Places for People announced last year that it was aiming to drive up its development to 5,000 homes a year by 2028 after launching a strategic land division.

 

Places for People took on non-compliant landlord Origin Housing as a subsidiary in April, but S&P said it did not expect the integration of the 7,800-home provider to “materially impact” the group’s financials.

 

However, “high levels” of investments in existing homes, ramping up an ambitious development programme and incorporating Origin could “tighten” Places for People’s financial headroom, the agency said. 

 

Places for People has said it expects to spend around £100m on improving Origin’s homes over the next 10 years.

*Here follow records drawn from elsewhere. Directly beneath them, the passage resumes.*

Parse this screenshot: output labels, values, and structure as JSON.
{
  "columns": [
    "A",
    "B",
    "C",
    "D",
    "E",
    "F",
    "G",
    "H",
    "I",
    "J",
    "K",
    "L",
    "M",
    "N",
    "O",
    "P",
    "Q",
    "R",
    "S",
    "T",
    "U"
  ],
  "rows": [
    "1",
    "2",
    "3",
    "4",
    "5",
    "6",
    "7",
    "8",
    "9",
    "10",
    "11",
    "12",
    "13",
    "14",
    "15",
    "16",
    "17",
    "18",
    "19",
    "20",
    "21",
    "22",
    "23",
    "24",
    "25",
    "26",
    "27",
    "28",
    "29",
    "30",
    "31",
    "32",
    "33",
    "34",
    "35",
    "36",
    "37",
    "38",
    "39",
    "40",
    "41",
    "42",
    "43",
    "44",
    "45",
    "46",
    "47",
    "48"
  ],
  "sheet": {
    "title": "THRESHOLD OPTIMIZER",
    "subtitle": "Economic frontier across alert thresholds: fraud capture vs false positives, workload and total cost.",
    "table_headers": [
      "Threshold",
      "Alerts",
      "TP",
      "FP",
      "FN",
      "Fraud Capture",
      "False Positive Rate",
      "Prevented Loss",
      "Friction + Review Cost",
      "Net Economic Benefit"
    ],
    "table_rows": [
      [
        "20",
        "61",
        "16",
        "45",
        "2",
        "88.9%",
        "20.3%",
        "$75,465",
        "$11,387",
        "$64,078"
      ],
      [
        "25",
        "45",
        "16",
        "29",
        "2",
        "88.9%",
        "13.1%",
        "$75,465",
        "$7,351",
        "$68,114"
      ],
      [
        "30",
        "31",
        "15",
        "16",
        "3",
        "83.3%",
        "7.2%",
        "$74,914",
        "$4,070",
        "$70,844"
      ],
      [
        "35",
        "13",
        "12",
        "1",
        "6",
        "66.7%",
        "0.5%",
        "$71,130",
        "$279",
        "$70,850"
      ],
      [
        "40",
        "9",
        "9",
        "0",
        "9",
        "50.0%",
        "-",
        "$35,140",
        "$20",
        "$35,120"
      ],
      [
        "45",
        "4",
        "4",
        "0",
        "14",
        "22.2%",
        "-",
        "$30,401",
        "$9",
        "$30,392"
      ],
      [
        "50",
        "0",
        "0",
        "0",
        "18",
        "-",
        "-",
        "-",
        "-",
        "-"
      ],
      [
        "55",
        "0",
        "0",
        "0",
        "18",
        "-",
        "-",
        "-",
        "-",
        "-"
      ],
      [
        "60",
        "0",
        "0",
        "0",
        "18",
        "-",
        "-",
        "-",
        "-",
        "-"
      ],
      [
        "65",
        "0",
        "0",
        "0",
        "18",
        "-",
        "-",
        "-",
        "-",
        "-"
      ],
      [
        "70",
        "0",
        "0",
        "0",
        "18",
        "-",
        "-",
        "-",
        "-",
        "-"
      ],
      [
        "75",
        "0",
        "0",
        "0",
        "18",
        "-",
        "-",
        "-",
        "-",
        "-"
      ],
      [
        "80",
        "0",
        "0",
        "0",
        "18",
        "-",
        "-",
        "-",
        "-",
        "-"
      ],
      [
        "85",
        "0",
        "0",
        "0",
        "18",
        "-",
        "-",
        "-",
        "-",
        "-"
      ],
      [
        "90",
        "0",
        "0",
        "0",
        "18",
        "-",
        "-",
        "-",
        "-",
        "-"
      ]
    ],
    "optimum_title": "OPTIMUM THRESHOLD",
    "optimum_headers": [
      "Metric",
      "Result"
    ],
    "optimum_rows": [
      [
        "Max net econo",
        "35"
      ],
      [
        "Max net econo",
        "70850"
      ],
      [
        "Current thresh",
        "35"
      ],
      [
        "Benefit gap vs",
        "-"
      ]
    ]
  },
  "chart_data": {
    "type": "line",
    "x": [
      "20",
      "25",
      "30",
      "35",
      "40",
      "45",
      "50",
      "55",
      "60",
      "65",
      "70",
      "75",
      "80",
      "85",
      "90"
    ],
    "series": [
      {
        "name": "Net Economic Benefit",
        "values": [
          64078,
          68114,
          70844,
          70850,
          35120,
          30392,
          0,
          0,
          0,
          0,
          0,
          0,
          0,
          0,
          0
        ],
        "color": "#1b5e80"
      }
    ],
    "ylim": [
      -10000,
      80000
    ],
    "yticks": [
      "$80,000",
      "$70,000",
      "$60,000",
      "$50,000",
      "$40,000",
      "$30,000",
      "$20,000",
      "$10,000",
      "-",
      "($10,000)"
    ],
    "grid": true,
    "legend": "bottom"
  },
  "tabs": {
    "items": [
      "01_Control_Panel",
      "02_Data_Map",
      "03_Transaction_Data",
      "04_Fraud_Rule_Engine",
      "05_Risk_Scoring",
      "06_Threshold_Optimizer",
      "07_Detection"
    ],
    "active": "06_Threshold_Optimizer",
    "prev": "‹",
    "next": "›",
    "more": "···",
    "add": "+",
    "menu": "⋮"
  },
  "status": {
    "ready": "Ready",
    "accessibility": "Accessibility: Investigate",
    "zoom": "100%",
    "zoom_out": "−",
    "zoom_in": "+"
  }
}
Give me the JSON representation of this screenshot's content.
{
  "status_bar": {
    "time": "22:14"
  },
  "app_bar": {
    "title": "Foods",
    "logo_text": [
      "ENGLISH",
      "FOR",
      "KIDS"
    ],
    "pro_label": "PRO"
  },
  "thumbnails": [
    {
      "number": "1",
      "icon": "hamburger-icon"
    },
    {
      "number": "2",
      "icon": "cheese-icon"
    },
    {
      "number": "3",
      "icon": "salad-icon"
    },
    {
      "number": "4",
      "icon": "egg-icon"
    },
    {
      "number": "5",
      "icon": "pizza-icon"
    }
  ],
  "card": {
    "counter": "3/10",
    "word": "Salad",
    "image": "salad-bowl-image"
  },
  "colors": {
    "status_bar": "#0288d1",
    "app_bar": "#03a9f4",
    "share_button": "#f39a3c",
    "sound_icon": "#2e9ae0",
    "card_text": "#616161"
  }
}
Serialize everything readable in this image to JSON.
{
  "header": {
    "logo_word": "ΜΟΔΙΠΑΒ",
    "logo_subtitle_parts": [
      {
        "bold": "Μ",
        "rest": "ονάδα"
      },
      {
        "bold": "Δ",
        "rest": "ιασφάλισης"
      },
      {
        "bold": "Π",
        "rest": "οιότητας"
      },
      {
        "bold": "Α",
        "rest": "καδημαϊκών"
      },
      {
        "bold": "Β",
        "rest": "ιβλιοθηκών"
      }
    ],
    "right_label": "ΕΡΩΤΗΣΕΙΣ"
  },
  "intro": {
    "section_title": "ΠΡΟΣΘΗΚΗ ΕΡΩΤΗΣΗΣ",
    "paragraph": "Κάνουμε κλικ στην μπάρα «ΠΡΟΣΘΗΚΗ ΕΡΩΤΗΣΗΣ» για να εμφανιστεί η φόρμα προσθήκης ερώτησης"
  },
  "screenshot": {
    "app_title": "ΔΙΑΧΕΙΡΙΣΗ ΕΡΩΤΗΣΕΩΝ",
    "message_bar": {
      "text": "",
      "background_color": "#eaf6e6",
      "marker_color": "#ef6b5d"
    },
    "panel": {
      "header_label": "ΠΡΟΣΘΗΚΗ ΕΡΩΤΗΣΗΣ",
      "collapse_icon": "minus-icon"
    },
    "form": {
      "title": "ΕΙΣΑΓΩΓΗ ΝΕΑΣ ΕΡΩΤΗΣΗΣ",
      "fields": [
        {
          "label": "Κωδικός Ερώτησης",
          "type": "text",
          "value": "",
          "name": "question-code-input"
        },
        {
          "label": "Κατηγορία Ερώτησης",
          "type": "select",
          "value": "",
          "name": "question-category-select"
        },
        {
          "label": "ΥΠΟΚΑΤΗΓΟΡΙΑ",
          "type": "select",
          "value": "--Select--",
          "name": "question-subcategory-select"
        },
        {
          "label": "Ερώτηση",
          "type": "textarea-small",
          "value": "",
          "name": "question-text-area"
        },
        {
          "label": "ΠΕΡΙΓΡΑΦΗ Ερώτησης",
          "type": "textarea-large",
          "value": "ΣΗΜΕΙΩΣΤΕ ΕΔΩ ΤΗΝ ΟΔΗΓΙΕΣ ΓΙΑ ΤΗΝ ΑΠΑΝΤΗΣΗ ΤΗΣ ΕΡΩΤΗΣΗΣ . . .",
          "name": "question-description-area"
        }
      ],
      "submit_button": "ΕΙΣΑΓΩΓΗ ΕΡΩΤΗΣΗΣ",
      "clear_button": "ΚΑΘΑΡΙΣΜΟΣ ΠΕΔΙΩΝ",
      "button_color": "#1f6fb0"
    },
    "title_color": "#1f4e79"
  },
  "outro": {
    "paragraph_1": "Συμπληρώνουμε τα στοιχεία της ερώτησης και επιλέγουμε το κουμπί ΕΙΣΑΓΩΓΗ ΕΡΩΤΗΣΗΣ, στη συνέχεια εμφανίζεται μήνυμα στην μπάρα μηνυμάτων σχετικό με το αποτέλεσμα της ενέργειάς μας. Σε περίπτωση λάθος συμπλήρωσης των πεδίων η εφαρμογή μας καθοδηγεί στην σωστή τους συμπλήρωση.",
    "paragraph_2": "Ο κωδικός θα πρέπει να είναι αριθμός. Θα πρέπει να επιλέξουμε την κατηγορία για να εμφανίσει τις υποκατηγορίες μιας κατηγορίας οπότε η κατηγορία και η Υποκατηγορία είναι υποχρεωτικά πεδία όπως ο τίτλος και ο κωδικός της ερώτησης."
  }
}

In its last full year to March 2024, not including Origin, Places for People’s repairs and maintenance spending jumped by 45 per cent to £219m. The group carried out around 54,000 more repairs than it had planned in its budget.

 

With Origin joining Places for People, the enlarged group owns around 80,000 social, affordable and shared ownership homes, according to S&P.

 

Overall, including its managed properties, Places for People oversees around 245,000 homes. 

 

The group’s other activities include managing leisure facilities, property management, development and construction services.

 

“Although we think these could bring more volatility to financial results and carry operational challenges, we consider them less risky than sales activities, and that PfP has adequately managed these in the past,” S&P said.

 

“In our forecast, we expect the group’s exposure to sales activity will increase, but remain below one-third of total revenue.”

 

S&P concluded: “We project that PfP’s management will recover its financial indicators after two fairly weak years.

 

“This is underpinned by balancing cost pressures, delivering efficiencies in its repairs model, cost controls, and rents growth outpacing costs inflation.

 

“That said, we consider that the group’s financial headroom had tightened, such that our projected recovery may be delayed and credit metrics will remain at current levels.”

 

Places for People has been contacted for comment.